Hornets’ veteran offensive line working on being more ‘nasty’ in 2018
WINCHESTER – Even after leading the Old Dominion Athletic Conference in points and total yards per game last season, Shenandoah University’s offense is looking to maximize its productivity in 2018. That means being more effective in the running game, and doing so starts up front.
The Hornets’ offensive line has spearheaded a push to better establish a consistent running game, and initial perceptions following preseason camp, a joint practice with Frostburg State and a scrimmage against Gettysburg College are that SU is on the right path.
“There’s been just such an emphasis and it’s paid off,” Hornets senior left guard Andrew Coffman said on Sunday, the final day of SU’s preseason camp before heading into game week as the team preps for Saturday’s opener at Methodist. “In Gettysburg, we rushed the ball very well, and (against) Frostburg we rushed the ball really well against a defense that was, I think, Top 10 in the country in rush defense. That’s been the thing, it’s being nasty. (Offensive line coach Nick) Oakley … he has an emphasis on just being nasty and that’s something, especially (senior right guard Jonathan Grammo), that’s something we all kind of take to heart. We wanna be nasty.”
Shenandoah’s offensive line will also be experienced, with four players – Coffman, Grammo, senior center Caleb Hutson and junior offensive tackle Daniel Small – back after making at least seven starts in 2017.
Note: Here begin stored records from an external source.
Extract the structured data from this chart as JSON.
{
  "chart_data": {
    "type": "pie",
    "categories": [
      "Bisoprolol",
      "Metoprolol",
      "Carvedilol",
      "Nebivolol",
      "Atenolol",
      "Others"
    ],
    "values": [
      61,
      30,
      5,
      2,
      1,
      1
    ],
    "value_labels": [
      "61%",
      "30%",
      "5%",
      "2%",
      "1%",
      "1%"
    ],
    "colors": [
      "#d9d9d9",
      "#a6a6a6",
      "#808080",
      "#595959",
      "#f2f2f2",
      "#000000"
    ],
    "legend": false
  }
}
The Hornets’ interior three – Coffman (6-foot-4, 285 pounds), Hutson (5-11, 225) and Grammo (6-3, 300) – are some of the most experienced offensive linemen in the ODAC. Hutson has started 29 of a possible 30 games since his freshman season in 2015, and Coffman and Grammo are entering their third year as starters. Coffman was a second team All-ODAC pick last season, while Hutson was a third-team honoree.
Hornets head coach Scott Yoder said Sunday that junior Brad Hoffman (6-0, 235), who made four starts last season, and junior Michael Davidson (5-10, 220) would likely fill out the starting five at left and right tackle, respectively, adding that Small (6-5, 280), who started the final seven games of 2017, would round out a six-man group that should take a bulk of the snaps for SU’s offensive line.
“We feel really good about the interior three,” Yoder said. “The whole O-line did a nice job at camp. Davidson probably had his best camp since he’s been here. He can play center, guard and tackle. Daniel Small also played a lot last year and had a good camp at tackle.”
Yoder added that sophomore Zachary Hirmer and freshmen Zachary Morris and Wyatt Schannauer had solid camps, and sophomore Tyler Deal should also add depth along the line.
Last season Shenandoah led the ODAC in offensive yards per game (495.3) but ranked sixth out of seven teams in rushing (102.8 yards per game). Coffman and Hutson both agreed that the Hornets’ pass-happy style at times lulled the O-line into a more passive state of mind, an issue they said has been corrected with the team-wide emphasis on being more physical.
“It’s kind of beating a dead horse because I’m sure everybody’s talked about physicality,” Coffman said when asked how the Hornets are curing their woes in the running game, “but just being physical and just looking your opponent in the face and just saying ‘you know what, I’m gonna move you five yards and there’s nothing you can do about it.’
“It starts with the (offensive and defense) lines,” he added, “so whatever we do kind of resounds throughout the team and I think that jump to be more physical, nastier has kind of spread.”
Coffman added that the Hornets showed they’re better conditioned across the board during preseason camp, and Hutson noted that versatility has been a key asset to the offensive line.
“I know both of us played every position on the line during spring ball,” Hutson said, referring to Coffman. “During camp everyone’s just been kind of mixing it up just in case. If someone gets hurt it’s really not that big of a drop off. Everyone can play there, just making sure everyone kind of knows everything about every position.”
Shenandoah also has added a tight end back into the mix, a position the Hornets have rarely used in recent seasons. Though Yoder said the Hornets’ tight ends will play multiple roles in the offense – freshman Joey Imperato is a converted tailback and Austin Ward was a receiver last season – blocking is their primary responsibility.
The commitment to fleshing out the tight end position was made to further SU’s mission to not run the football more often but to do so more effectively, Yoder said. Doing so would make a Hornets offense that averaged 40.1 points per game last season an even bigger nightmare for opposing defenses.
“I think we can repeat those numbers and be more balanced while we do it,” Coffman said, “which is really exciting for us to say.”